De plus, le stockage de carbone dans les sols de pâturage est limité : il dépend du climat, du type de sol et des pratiques de gestion, et il atteint un seuil de saturation après quelques décennies. Une étude de l'Université d'Oxford (2021) a montré que, même avec des pratiques de pâturage optimisées, le stockage de carbone ne compense qu'une fraction (moins de 10 %) des émissions totales du bœuf.

The kernel of truth

Il est vrai que le bœuf nourri à l'herbe a un meilleur bien-être animal que le bœuf en feedlot, et qu'il peut contribuer au maintien de la biodiversité dans certaines prairies permanentes. De plus, les pâturages bien gérés peuvent stocker du carbone dans les sols, ce qui n'est pas le cas des cultures de soja ou de maïs destinées à l'alimentation animale. Cet aspect positif ne doit pas être ignoré, mais il ne suffit pas à annuler les émissions de méthane.

The honest verdict

En conclusion, affirmer que le bœuf nourri à l'herbe est neutre pour le climat est scientifiquement faux. Les émissions de méthane restent un problème majeur, et le stockage de carbone ne peut pas les compenser à l'échelle de la production actuelle. Pour réduire l'impact climatique de l'alimentation, il est plus efficace de privilégier des aliments d'origine végétale, comme les légumineuses, les céréales complètes et les fruits et légumes, qui ont une empreinte carbone beaucoup plus faible et ne nécessitent pas d'élevage.
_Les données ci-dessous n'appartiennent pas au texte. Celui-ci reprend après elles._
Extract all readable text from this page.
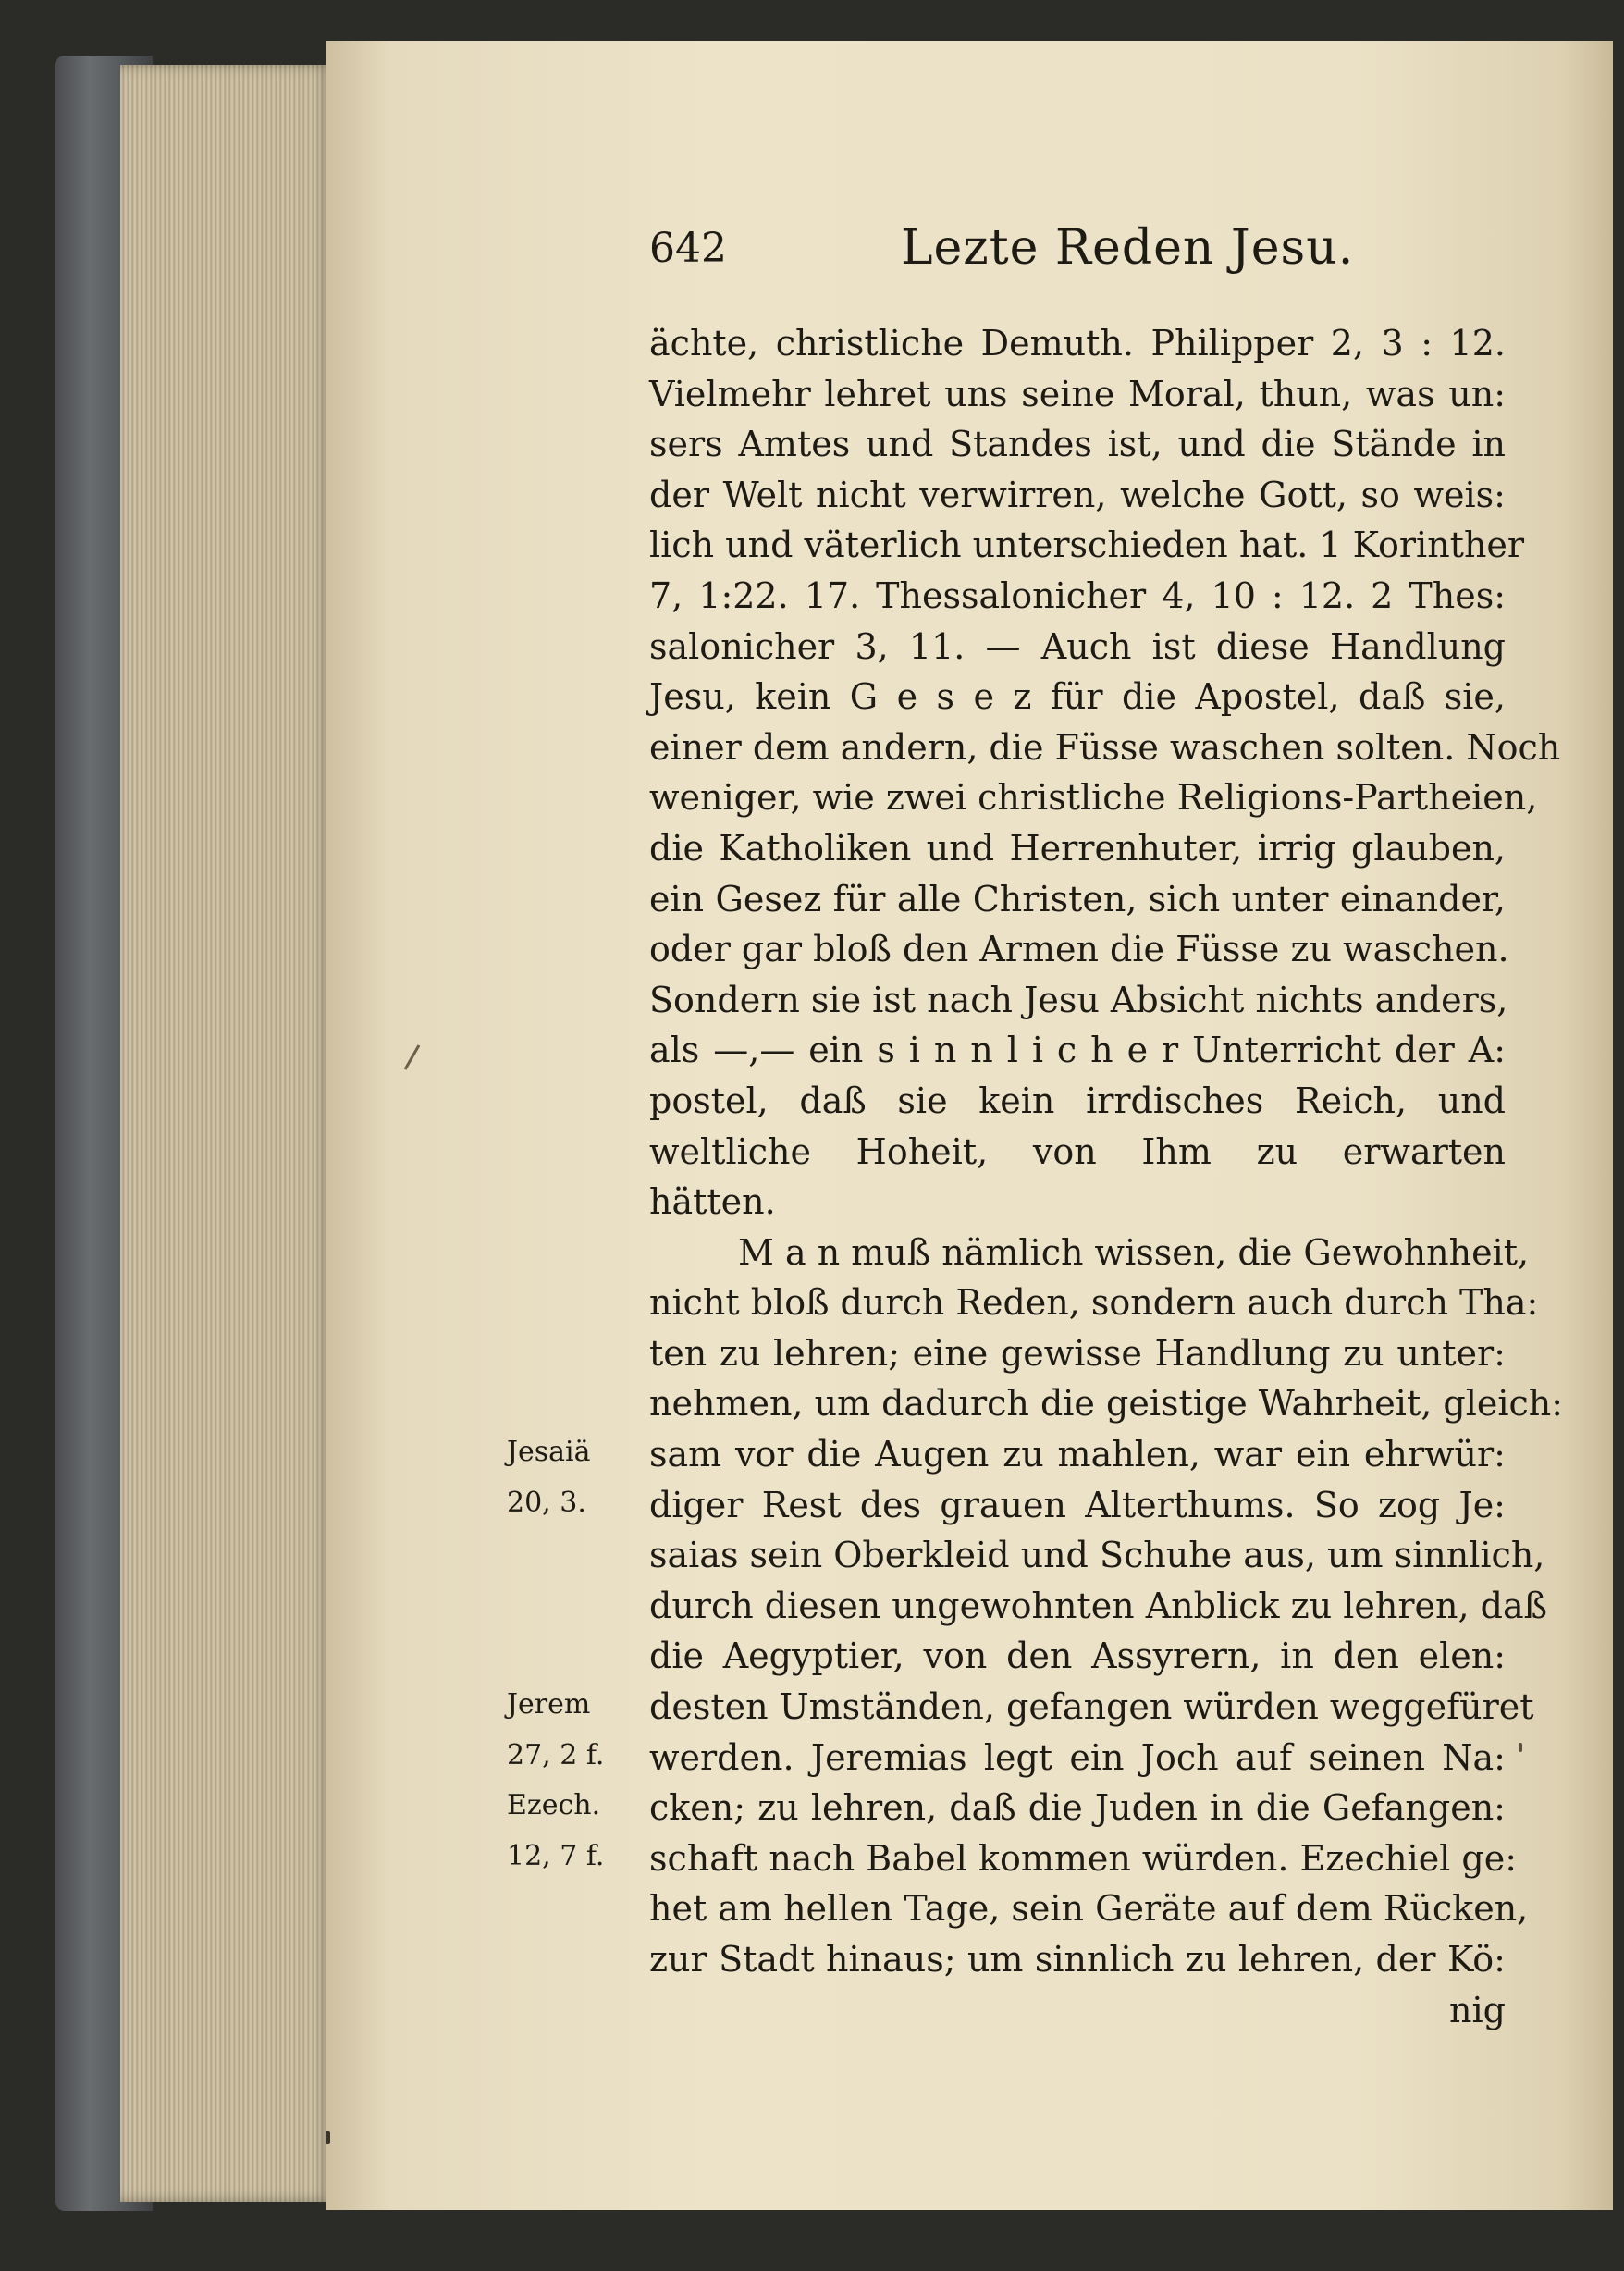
642	Lezte Reden Jesu.
ächte, christliche Demuth. Philipper 2, 3 : 12.
Vielmehr lehret uns seine Moral, thun, was un:
sers Amtes und Standes ist, und die Stände in
der Welt nicht verwirren, welche Gott, so weis:
lich und väterlich unterschieden hat. 1 Korinther
7, 1:22. 17. Thessalonicher 4, 10 : 12. 2 Thes:
salonicher 3, 11. — Auch ist diese Handlung
Jesu, kein G e s e z für die Apostel, daß sie,
einer dem andern, die Füsse waschen solten. Noch
weniger, wie zwei christliche Religions-Partheien,
die Katholiken und Herrenhuter, irrig glauben,
ein Gesez für alle Christen, sich unter einander,
oder gar bloß den Armen die Füsse zu waschen.
Sondern sie ist nach Jesu Absicht nichts anders,
als —,— ein s i n n l i c h e r Unterricht der A:
postel, daß sie kein irrdisches Reich, und
weltliche Hoheit, von Ihm zu erwarten
hätten.
M a n muß nämlich wissen, die Gewohnheit,
nicht bloß durch Reden, sondern auch durch Tha:
ten zu lehren; eine gewisse Handlung zu unter:
nehmen, um dadurch die geistige Wahrheit, gleich:
sam vor die Augen zu mahlen, war ein ehrwür:
diger Rest des grauen Alterthums. So zog Je:
saias sein Oberkleid und Schuhe aus, um sinnlich,
durch diesen ungewohnten Anblick zu lehren, daß
die Aegyptier, von den Assyrern, in den elen:
desten Umständen, gefangen würden weggefüret
werden. Jeremias legt ein Joch auf seinen Na:
cken; zu lehren, daß die Juden in die Gefangen:
schaft nach Babel kommen würden. Ezechiel ge:
het am hellen Tage, sein Geräte auf dem Rücken,
zur Stadt hinaus; um sinnlich zu lehren, der Kö:
nig
Jesaiä
20, 3.
Jerem
27, 2 f.
Ezech.
12, 7 f.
Les questions les plus fréquentes

Questions fréquentes

Sur le plan climatique, non. Le bœuf nourri à l'herbe a une empreinte carbone environ trois fois plus élevée que le bœuf conventionnel par kilogramme de viande, en raison de sa croissance plus lente et de sa plus faible productivité. En revanche, il peut avoir des bénéfices pour la biodiversité dans certains contextes.